Investing In Residential Assisted Living

In the United States today, there are about 70 million Baby Boomers, and 10,000 of them reach retirement age every day. With these numbers alone, it’s easy to see that there will be a huge upswing in the need for residential assisted living (RAL) spaces for the next couple of decades at least. RAL offers elderly people the opportunity to live relatively independently but to still receive support and care services.

Investing in residential assisted living holds great appeal for many rental property owners. And why shouldn’t it? There is huge income potential, even if you own only a small building, such as a single-family residence. The average RAL resident pays over $4,000 a month for a private room. A house with six private rooms can potentially gross $300,000 a year.

But of course, even though the income potential is huge, so is the potential liability. Your residents are elderly individuals who may have debilitating medical conditions and/or dementia. You also have employees, who might turn out to be negligent or have background issues you don’t know about. The possibility of lawsuits is extremely high. I recall one case, for example, where a resident wandered off the property, fell, hit her head, and died from a hematoma. There was a judgment of about $2 million for negligence and wrongful death.

That means you want to structure your RAL business(es) to protect yourself from catastrophic loss. There are two main entities involved in running a RAL. One is the company that operates the RAL services, the other is the company that owns the property. You might own one entity or the other, or you might own both.
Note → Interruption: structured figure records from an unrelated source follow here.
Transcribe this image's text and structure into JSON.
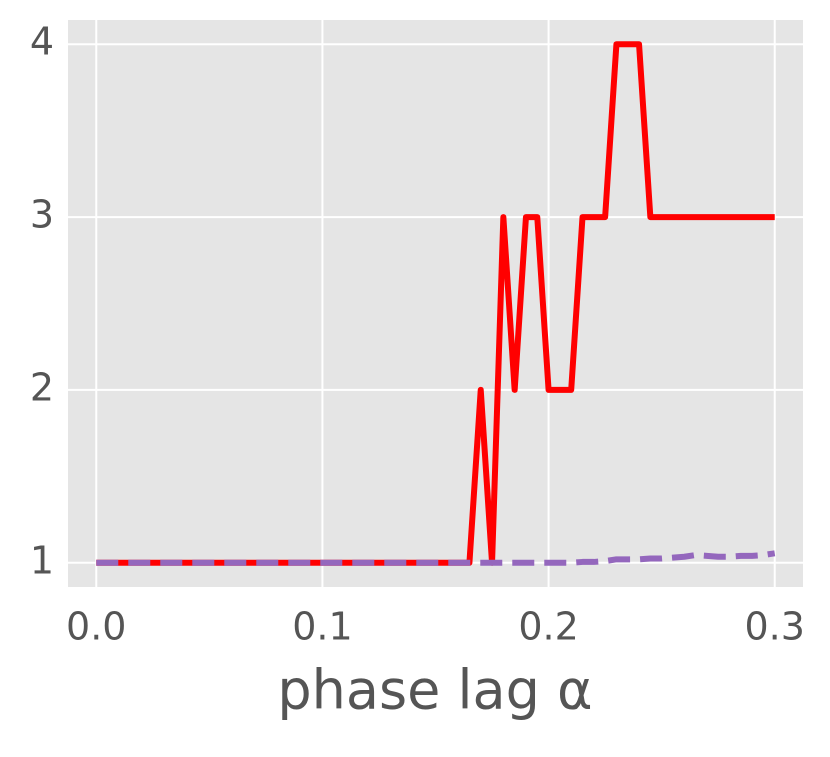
{
  "chart_data": {
    "type": "line",
    "xlabel": "phase lag α",
    "x": [
      0,
      0.005,
      0.01,
      0.015,
      0.02,
      0.025,
      0.03,
      0.035,
      0.04,
      0.045,
      0.05,
      0.055,
      0.06,
      0.065,
      0.07,
      0.075,
      0.08,
      0.085,
      0.09,
      0.095,
      0.1,
      0.105,
      0.11,
      0.115,
      0.12,
      0.125,
      0.13,
      0.135,
      0.14,
      0.145,
      0.15,
      0.155,
      0.16,
      0.165,
      0.17,
      0.175,
      0.18,
      0.185,
      0.19,
      0.195,
      0.2,
      0.205,
      0.21,
      0.215,
      0.22,
      0.225,
      0.23,
      0.235,
      0.24,
      0.245,
      0.25,
      0.255,
      0.26,
      0.265,
      0.27,
      0.275,
      0.28,
      0.285,
      0.29,
      0.295,
      0.3
    ],
    "series": [
      {
        "color": "#ff0000",
        "dash": false,
        "values": [
          1,
          1,
          1,
          1,
          1,
          1,
          1,
          1,
          1,
          1,
          1,
          1,
          1,
          1,
          1,
          1,
          1,
          1,
          1,
          1,
          1,
          1,
          1,
          1,
          1,
          1,
          1,
          1,
          1,
          1,
          1,
          1,
          1,
          1,
          2,
          1,
          3,
          2,
          3,
          3,
          2,
          2,
          2,
          3,
          3,
          3,
          4,
          4,
          4,
          3,
          3,
          3,
          3,
          3,
          3,
          3,
          3,
          3,
          3,
          3,
          3
        ]
      },
      {
        "color": "#9467bd",
        "dash": true,
        "values": [
          1,
          1,
          1,
          1,
          1,
          1,
          1,
          1,
          1,
          1,
          1,
          1,
          1,
          1,
          1,
          1,
          1,
          1,
          1,
          1,
          1,
          1,
          1,
          1,
          1,
          1,
          1,
          1,
          1,
          1,
          1,
          1,
          1,
          1,
          1,
          1,
          1,
          1,
          1,
          1,
          1,
          1,
          1,
          1.005,
          1.005,
          1.01,
          1.02,
          1.02,
          1.02,
          1.025,
          1.025,
          1.03,
          1.035,
          1.045,
          1.04,
          1.035,
          1.035,
          1.04,
          1.04,
          1.045,
          1.055
        ]
      }
    ],
    "xlim": [
      -0.0125,
      0.3125
    ],
    "ylim": [
      0.86,
      4.14
    ],
    "xticks": [
      {
        "value": 0,
        "label": "0.0"
      },
      0.1,
      0.2,
      0.3
    ],
    "yticks": [
      1,
      2,
      3,
      4
    ],
    "grid": true
  }
}
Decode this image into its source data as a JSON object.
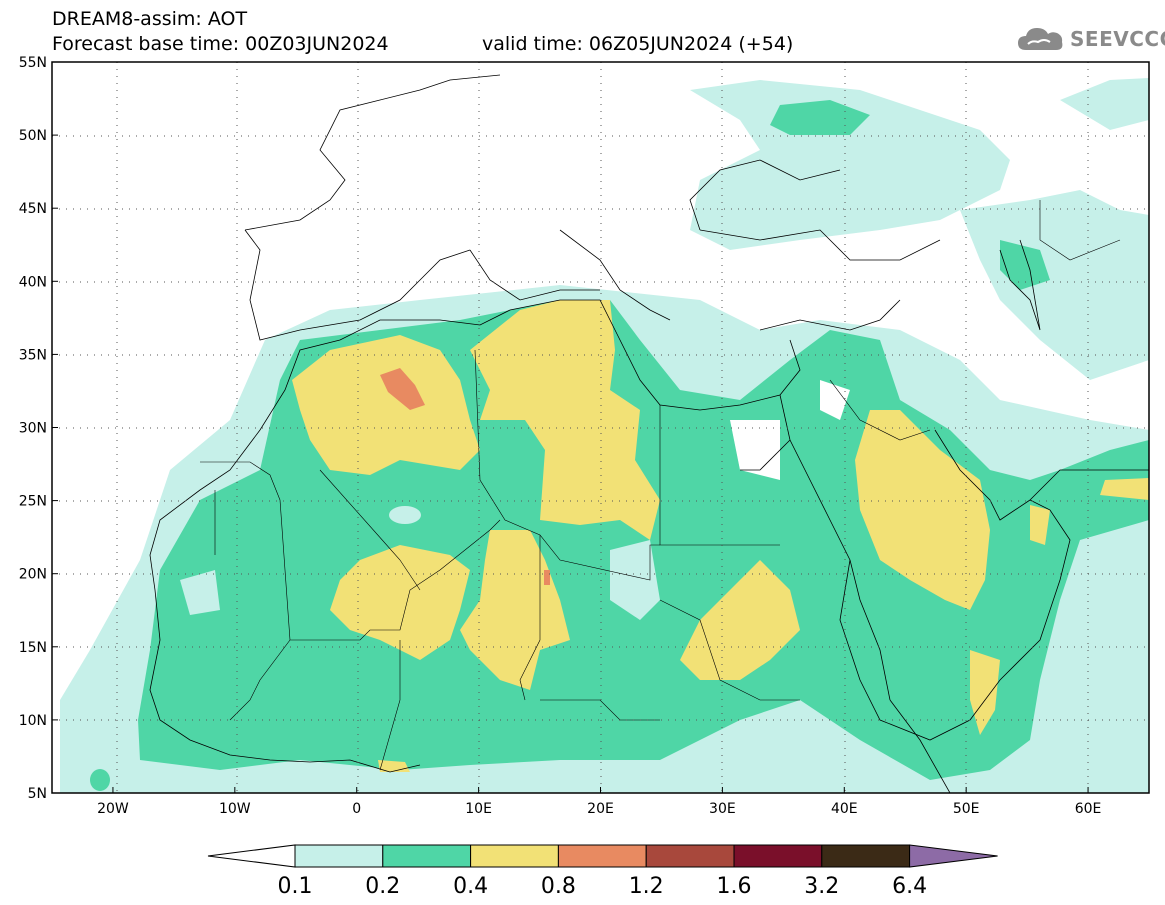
{
  "header": {
    "line1": "DREAM8-assim: AOT",
    "line2": "Forecast base time: 00Z03JUN2024",
    "valid": "valid time: 06Z05JUN2024 (+54)"
  },
  "logo": {
    "text": "SEEVCCC",
    "icon": "cloud-icon",
    "color": "#8a8a8a"
  },
  "map": {
    "lon_range": [
      -25,
      65
    ],
    "lat_range": [
      5,
      55
    ],
    "lat_ticks": [
      {
        "value": 55,
        "label": "55N"
      },
      {
        "value": 50,
        "label": "50N"
      },
      {
        "value": 45,
        "label": "45N"
      },
      {
        "value": 40,
        "label": "40N"
      },
      {
        "value": 35,
        "label": "35N"
      },
      {
        "value": 30,
        "label": "30N"
      },
      {
        "value": 25,
        "label": "25N"
      },
      {
        "value": 20,
        "label": "20N"
      },
      {
        "value": 15,
        "label": "15N"
      },
      {
        "value": 10,
        "label": "10N"
      },
      {
        "value": 5,
        "label": "5N"
      }
    ],
    "lon_ticks": [
      {
        "value": -20,
        "label": "20W"
      },
      {
        "value": -10,
        "label": "10W"
      },
      {
        "value": 0,
        "label": "0"
      },
      {
        "value": 10,
        "label": "10E"
      },
      {
        "value": 20,
        "label": "20E"
      },
      {
        "value": 30,
        "label": "30E"
      },
      {
        "value": 40,
        "label": "40E"
      },
      {
        "value": 50,
        "label": "50E"
      },
      {
        "value": 60,
        "label": "60E"
      }
    ],
    "grid": "dotted"
  },
  "colorbar": {
    "labels": [
      "0.1",
      "0.2",
      "0.4",
      "0.8",
      "1.2",
      "1.6",
      "3.2",
      "6.4"
    ],
    "colors": [
      "#ffffff",
      "#c6f0e9",
      "#4fd6a6",
      "#f2e176",
      "#e88a61",
      "#a8483c",
      "#7a0f2a",
      "#3b2a16",
      "#8d6ba6"
    ]
  }
}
Let’s assume you own both. The number one mistake I see people make in this instance is that they own the property within their operating business. If the business were sued, the plaintiff would take the property in their recovery, along with whatever insurance payout there might be. For that reason, you want to make sure that if you own the property, you hold it in that basic, anonymous Wyoming LLC structure I’ve talked about many times in my videos, books, and blogs. That way, people don’t know you own it. Set up a unique LLC for each property. And then enter into a lease agreement with a separate entity you create to handle the management side. That could be an S-corp or a C-corp, depending on your tax-planning objectives.

So, the operating business with which all the residents and employees deal—the brand-name corporation that advertises, hires staff, provides services, etc.—leases the property from your LLC. And then if anyone sues, it’s the management corporation that takes the hit. And that corporation has no real property assets. You might lose the business, but you won’t lose your property. You can always start another business in its place.

If you don’t own the property but provide only the residential services, you have a different set of vulnerabilities. Let’s say, for example, you’re managing four properties. Three are performing well financially, the other one isn’t. You try to break the lease on the underperforming one, and the property owners sue you for breach of lease. They win the suit and take all the profits you’re making on your three other properties. Obviously, you don’t want this to happen.

What you might want to do in this case is set up your main management corporation, and then create a “blocker” LLC. That blocker LLC leases the units from the property owner, and then it turns around and subleases the property back to the management corporation. That way, if there’s ever a lawsuit, it will go after the blocker LLC, which has no assets to speak of, not the actual corporation. Thus, you preserve the cash flow and status of the corporation.

Investing in residential assisted living is a great idea in this era of growing need for elderly housing. Just make sure you’re using the right entities to protect yourself.